Nous allons en surprendre quelques-uns : on aurait tort d’en faire procès à la Confédération.
Nous avons vu des appels radicaux à la mobilisation, des déclarations vengeresses sur l’absence de détermination et de
mobilisation confédérale, voire même des appels autonomes (d’ailleurs toujours à l’Assemblée, toujours soi-disant pour « déboucher l’oreille gauche des députés »). Appels courageux mais restés
sans suite, et ce n’est pas un reproche : c’est le reflet de la faiblesse de la mobilisation de masse actuelle dans le pays.

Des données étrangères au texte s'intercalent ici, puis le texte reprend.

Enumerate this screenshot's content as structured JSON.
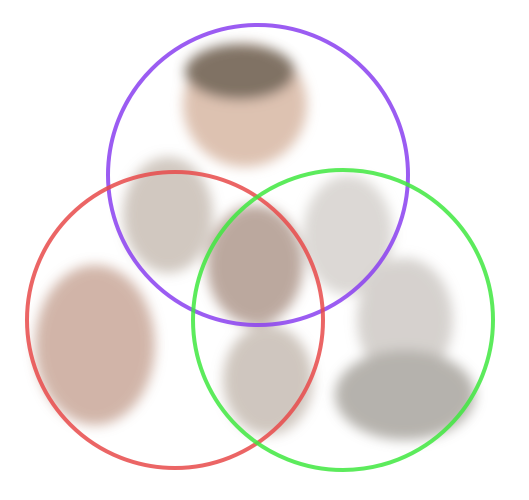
{
  "diagram": {
    "circles": [
      {
        "color": "#8a3ff0"
      },
      {
        "color": "#e84a4a"
      },
      {
        "color": "#3fe83f"
      }
    ]
  }
}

Pourtant la colère est là, partout. Les plans sociaux se multiplient, les travailleurs en colère se mobilisent, en Bretagne certes, mais partout, pour l’emploi, mais au cas par cas. L’exaspération monte, la colère est présente, mais pas la révolte générale, la coordination des luttes, même pas un mouvement d’ensemble sur les retraites, même pas la reproduction du mouvement de 2010.

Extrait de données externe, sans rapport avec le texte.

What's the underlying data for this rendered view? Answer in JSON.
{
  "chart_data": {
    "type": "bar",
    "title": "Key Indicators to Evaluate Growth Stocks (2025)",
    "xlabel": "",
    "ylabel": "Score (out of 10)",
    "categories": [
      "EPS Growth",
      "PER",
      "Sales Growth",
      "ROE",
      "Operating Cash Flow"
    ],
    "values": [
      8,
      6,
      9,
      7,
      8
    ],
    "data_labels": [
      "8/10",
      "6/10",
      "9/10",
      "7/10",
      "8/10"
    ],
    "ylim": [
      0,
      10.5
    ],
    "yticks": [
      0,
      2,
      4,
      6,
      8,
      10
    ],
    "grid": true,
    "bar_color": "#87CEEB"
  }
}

Que se passe-t-il ? C’est là qu’il faut discuter.
Multiplier les appels vengeurs, les appels au blocage de la production, à la coordination des luttes, au Tous ensemble,
aujourd’hui, ça ne marche pas. Pourquoi ?
Nous le disions dès le mois de juillet (« Retraites : il faut préparer une rentrée de lutte, mais ça va être
compliqué ») :
« La situation, c'est la même qu'en 2010, à deux [très gros] détails près :
• On a perdu la première bataille, justement il y a trois ans, le bilan n'est pas tiré, et cela va
lourdement peser dans la mobilisation.
• On a un gouvernement "de gauche", et on peut être absolument certains qu'à la différence de 2010 où
beaucoup voulaient la peau de Sarko, nombre de syndicats et de syndicalistes ne voudront pas mettre Hollande en danger - y compris dans nos rangs, même s'ils se font discrets. »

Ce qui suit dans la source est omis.